For easy last-minute assembly, cut the squash earlier in the day and store in an airtight container or plastic bag in the fridge until ready to cook.
Tip: If you haven’t tried kabocha squash, keep an eye out for it. The flavor is naturally sweeter than many varieties of winter squash and the texture is dense yet creamy. As an added perk, the skins are edible. They soften as they cook － becoming a little crisp around the edges － and provide a nice textural balance to the smooth flesh.
- 1 winter squash (2 – 2½ pounds; kabocha, delicata, red kuri, or acorn squash all work well and need not be peeled)
- 1 tablespoon (20g) pure maple syrup (may substitute honey)
- 1 tablespoon (12g) brown sugar
- ¼ teaspoon each kosher salt and freshly ground pepper
- 1½ tablespoons (22g) coconut oil, melted (may substitute olive or avocado oil)
Preheat the oven to 375℉. Liberally grease a baking sheet and set aside.
Cut the squash into wedges (about 1 – 1½-inch thick) and place in a large bowl. (see notes)
In a small bowl, mix all other ingredients. Pour the mixture over the squash, and toss to evenly coat. (I find this easiest to do with my hands. I also prefer to do this in a bowl instead of directly on the baking sheet. With a bowl, it is easier to get more of the topping on the squash and less residue on the baking sheet where it becomes harder to clean once baked.)
Spread the squash pieces, cut sides down, in an even layer on the baking sheet and bake for 25-35 minutes or until just tender. Precise time will depend on oven and thickness of pieces. Use a sharp knife to test for doneness. Look for a golden brown color on the side touching the baking sheet and a hint of firmness remaining in the squash.

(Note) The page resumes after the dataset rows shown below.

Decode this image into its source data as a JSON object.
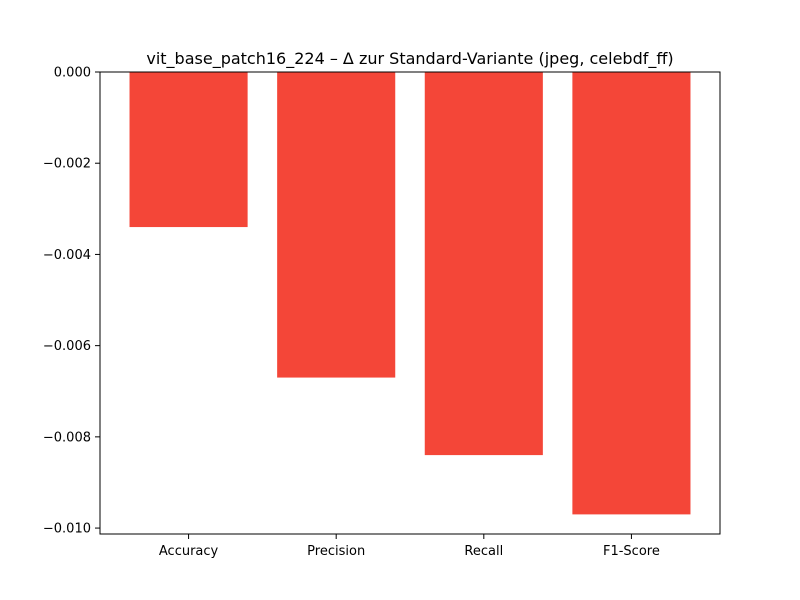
{
  "chart_data": {
    "type": "bar",
    "title": "vit_base_patch16_224 – Δ zur Standard-Variante (jpeg, celebdf_ff)",
    "xlabel": "",
    "ylabel": "",
    "categories": [
      "Accuracy",
      "Precision",
      "Recall",
      "F1-Score"
    ],
    "values": [
      -0.0034,
      -0.0067,
      -0.0084,
      -0.0097
    ],
    "ylim": [
      -0.01013,
      0.0
    ],
    "yticks": [
      0.0,
      -0.002,
      -0.004,
      -0.006,
      -0.008,
      -0.01
    ],
    "ytick_labels": [
      "0.000",
      "−0.002",
      "−0.004",
      "−0.006",
      "−0.008",
      "−0.010"
    ],
    "bar_color": "#f44638",
    "grid": false,
    "legend": "none"
  }
}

Tip: To increase caramelization, you may broil for about 2 minutes, watching very carefully to avoid burning.
Squash cutting tip: A sharp chef’s knife makes cutting winter squash easier. However, if you struggle to do this, you may microwave or bake the whole squash just long enough to slightly soften (about 3 minutes on high power in my microwave). Pierce the squash with a knife first to allow steam to escape, and then adjust the baking time down by a few minutes, as needed.